15 sentenced for illegal slaughter of horses unfit for human consumption

Alison Hird

Prison sentences of up to two years have been handed down to 15 French, Belgian and Dutch horsemeat industry professionals for introducing meat unfit for human consumption into the food chain.

At a hearing held at Marseille's criminal court on 18 June, defendants appeared before a magistrate charged mainly with aggravated deception and swindling within an organised gang.

On Wednesday, 58-year-old a Belgian horse trader Jean-Marc Decker – one of the most prominent in Europe – was sentenced by the Marseille court to four years in prison (two of which were suspended) and a fine of €100,000.

He has also been banned from any activity related to the horse industry for five years.

Decker was described by the prosecution as the "central element" of a vast fraud, having slaughtered a thousand horses at a municipal slaughterhouse in the southern French city of Alès, whose identification passports or drug treatment booklets had been falsified.

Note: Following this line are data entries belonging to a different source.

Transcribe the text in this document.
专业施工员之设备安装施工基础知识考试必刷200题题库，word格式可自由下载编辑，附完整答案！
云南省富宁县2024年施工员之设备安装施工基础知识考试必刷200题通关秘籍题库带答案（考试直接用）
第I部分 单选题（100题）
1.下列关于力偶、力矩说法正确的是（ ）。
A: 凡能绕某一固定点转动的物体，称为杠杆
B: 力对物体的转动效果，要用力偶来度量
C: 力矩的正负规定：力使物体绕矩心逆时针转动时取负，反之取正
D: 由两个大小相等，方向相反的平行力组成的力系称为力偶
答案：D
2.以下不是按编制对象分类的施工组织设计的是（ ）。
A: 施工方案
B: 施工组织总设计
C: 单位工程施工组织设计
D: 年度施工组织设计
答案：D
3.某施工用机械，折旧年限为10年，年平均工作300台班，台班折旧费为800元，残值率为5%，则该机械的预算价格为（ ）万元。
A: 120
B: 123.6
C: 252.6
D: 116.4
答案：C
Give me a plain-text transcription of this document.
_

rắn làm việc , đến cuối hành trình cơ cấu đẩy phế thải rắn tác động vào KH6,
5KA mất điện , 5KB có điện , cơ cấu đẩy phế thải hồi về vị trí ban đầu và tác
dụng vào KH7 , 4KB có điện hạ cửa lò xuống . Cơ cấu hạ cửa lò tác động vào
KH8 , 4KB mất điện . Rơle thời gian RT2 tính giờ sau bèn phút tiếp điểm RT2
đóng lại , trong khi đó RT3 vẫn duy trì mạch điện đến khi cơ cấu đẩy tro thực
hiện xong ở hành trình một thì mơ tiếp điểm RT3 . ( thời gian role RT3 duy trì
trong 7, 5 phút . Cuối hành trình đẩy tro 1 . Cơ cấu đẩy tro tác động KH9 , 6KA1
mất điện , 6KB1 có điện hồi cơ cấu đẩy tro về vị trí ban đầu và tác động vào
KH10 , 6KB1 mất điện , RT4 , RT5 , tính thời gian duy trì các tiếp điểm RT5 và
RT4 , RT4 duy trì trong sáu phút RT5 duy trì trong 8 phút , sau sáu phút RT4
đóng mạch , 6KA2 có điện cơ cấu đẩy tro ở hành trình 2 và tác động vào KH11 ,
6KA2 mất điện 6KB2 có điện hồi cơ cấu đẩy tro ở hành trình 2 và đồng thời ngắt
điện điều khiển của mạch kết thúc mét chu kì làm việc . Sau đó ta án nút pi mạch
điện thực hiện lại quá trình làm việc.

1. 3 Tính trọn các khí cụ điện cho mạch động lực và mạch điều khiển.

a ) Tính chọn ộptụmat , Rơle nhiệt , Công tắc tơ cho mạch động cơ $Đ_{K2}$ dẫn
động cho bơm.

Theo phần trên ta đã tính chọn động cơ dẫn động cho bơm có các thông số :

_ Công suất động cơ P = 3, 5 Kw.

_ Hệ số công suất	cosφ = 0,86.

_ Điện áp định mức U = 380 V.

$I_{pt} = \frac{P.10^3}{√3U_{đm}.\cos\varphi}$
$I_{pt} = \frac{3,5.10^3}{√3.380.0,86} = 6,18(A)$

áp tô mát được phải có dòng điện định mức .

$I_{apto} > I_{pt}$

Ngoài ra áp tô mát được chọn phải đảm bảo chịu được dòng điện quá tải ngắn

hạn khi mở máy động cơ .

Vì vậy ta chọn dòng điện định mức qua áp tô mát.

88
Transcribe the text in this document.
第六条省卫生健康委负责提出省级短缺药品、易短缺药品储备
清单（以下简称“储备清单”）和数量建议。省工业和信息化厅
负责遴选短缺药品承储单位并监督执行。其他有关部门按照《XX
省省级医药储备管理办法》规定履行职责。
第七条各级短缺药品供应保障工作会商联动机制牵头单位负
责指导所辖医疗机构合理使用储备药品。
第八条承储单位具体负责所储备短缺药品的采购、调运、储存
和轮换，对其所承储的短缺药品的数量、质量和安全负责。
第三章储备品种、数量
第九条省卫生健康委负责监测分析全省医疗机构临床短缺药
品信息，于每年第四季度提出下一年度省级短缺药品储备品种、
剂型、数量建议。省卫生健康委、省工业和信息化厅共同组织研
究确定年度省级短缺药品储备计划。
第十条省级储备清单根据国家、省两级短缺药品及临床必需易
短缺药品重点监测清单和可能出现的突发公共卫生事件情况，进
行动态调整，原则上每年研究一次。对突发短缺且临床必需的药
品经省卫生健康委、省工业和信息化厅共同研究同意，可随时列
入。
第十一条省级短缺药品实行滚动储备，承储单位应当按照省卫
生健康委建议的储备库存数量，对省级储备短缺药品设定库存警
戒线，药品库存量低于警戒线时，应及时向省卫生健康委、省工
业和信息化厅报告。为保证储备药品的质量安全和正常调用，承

Horsemeat wholesaler facilitated criminal gang

Stijn De Visscher, a Dutch horse trader was handed the same penalty as Deker, only his fine was reduced to €75,000.

Meanwhile, Georges Gonzales, manager of Equi'd Sud – a meat wholesaler in Alès and supplier to horse butchers in the south of France – was given four years in prison (three suspended) and a fine of €75,000 along with a five-year ban on working in the horse industry.

When passing sentence, the judges pointed to his "particularly important role in respect of his functions at the Alès slaughterhouse".